Taste should probably be able to use a "silent" ffs_sbget mode to avoid printing anything. This is like the GEOM equivalent of every newbus driver printing a message on failed probe.
I was expecting not to see any message at all.
I don't quite understand why the test is generating these errors in the first place. If the checksum is failing, it means that we saw the UFS2 magic number in the superblock, so we're probably not looking at random garbage. Is it possible the taste is racing with synchronization of a new gmirror disk, and seeing a partial write of a copied superblock?
(In reply to Mark Johnston from comment #9) It is an out-of-date superblock from a filesystem that did not do superblock check hashes (while the current one does do check-hashes). So the correct thing to do is just reject it silently rather than reporting why it was rejected.
The test uses a memory disk. This is basically what the test does: for i in `jot 8`; do while [ -f $cont ]; do for u in md${u1}p2 md${u1}p3; do gmirror forget test gmirror remove test $u gmirror insert test $u done 2>/dev/null done & done
I have uploaded a self contained version of the test scenario to: https://people.freebsd.org/~pho/graid1_7s2.sh I have run this on three different hosts, all with the same result.

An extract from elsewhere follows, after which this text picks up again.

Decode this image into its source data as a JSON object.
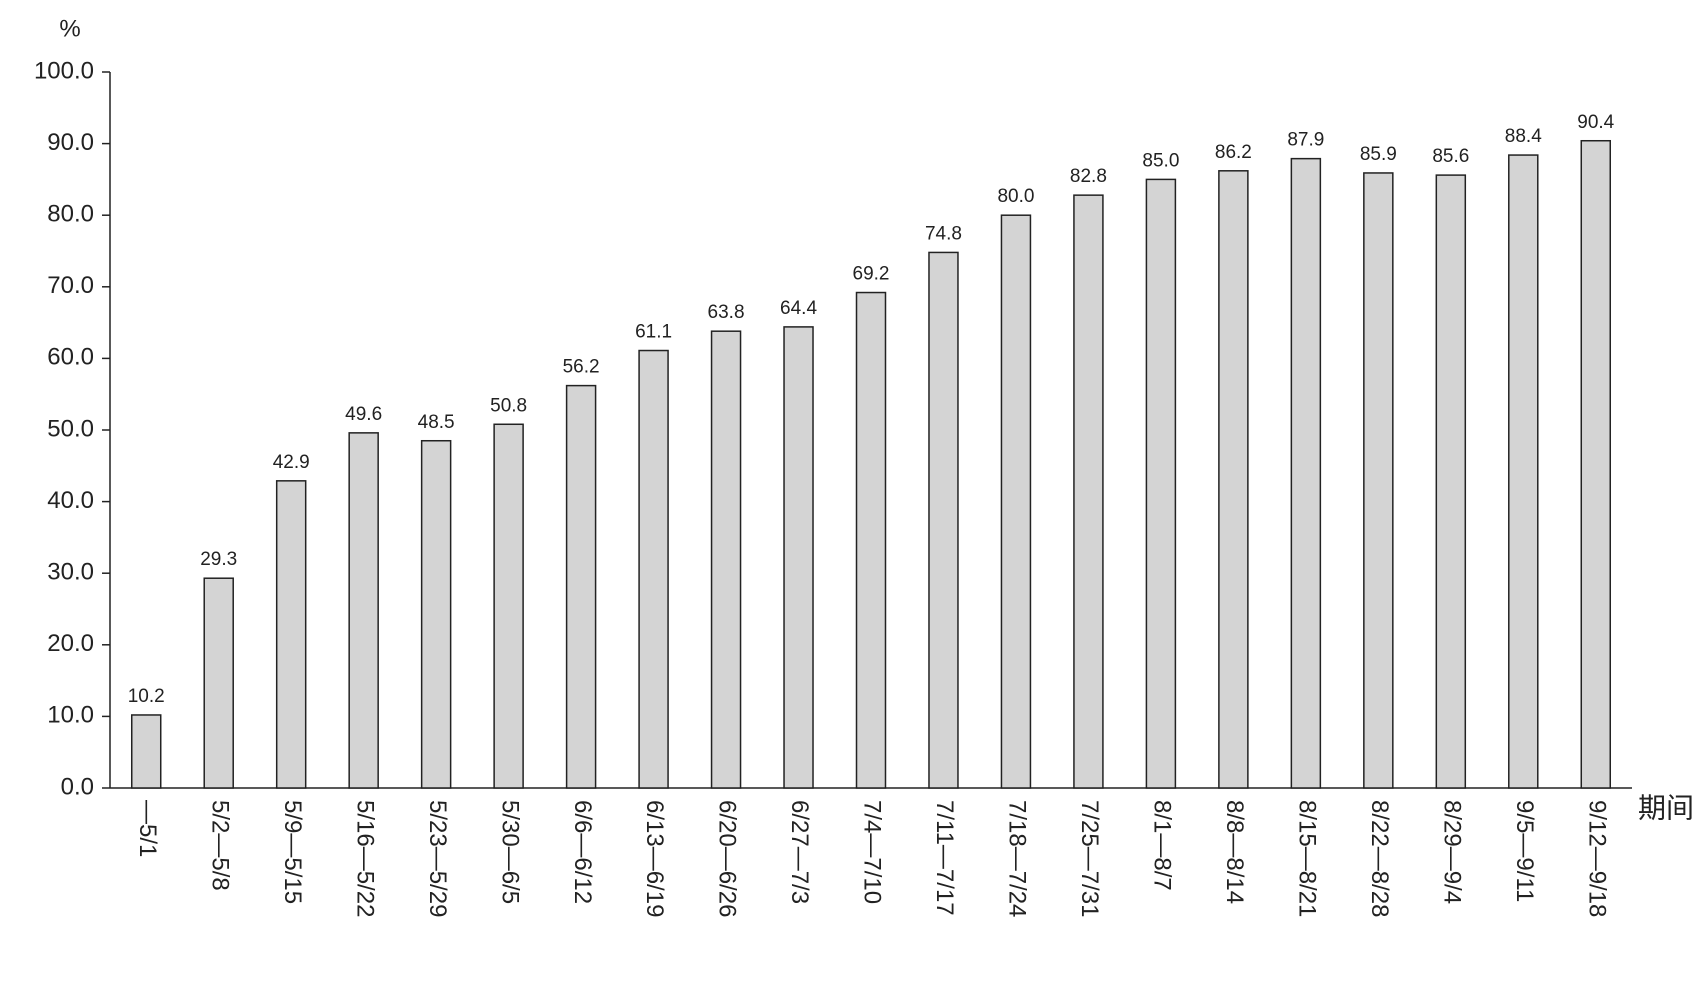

A commit references this bug: Author: mckusick Date: Tue Aug 6 18:10:34 UTC 2019 New revision: 350651 URL: https://svnweb.freebsd.org/changeset/base/350651 Log: A race condition existed between the time a UFS/FFS superblock check hash was computed and the time that the superblock was copied to a buffer to be written to disk. The result was a failed superblock check hash the next time that the superblock was read. The fix is to compute the check hash after the superblock has been copied to a buffer to be written. PR: 236504 Reported by: Peter Holm Tested by: Peter Holm Sponsored by: Netflix Changes: head/sys/ufs/ffs/ffs_vfsops.c
The -r350651 commit resolves the check-hash failures. No need to MFC as superblock check hashes are not in 12-stable.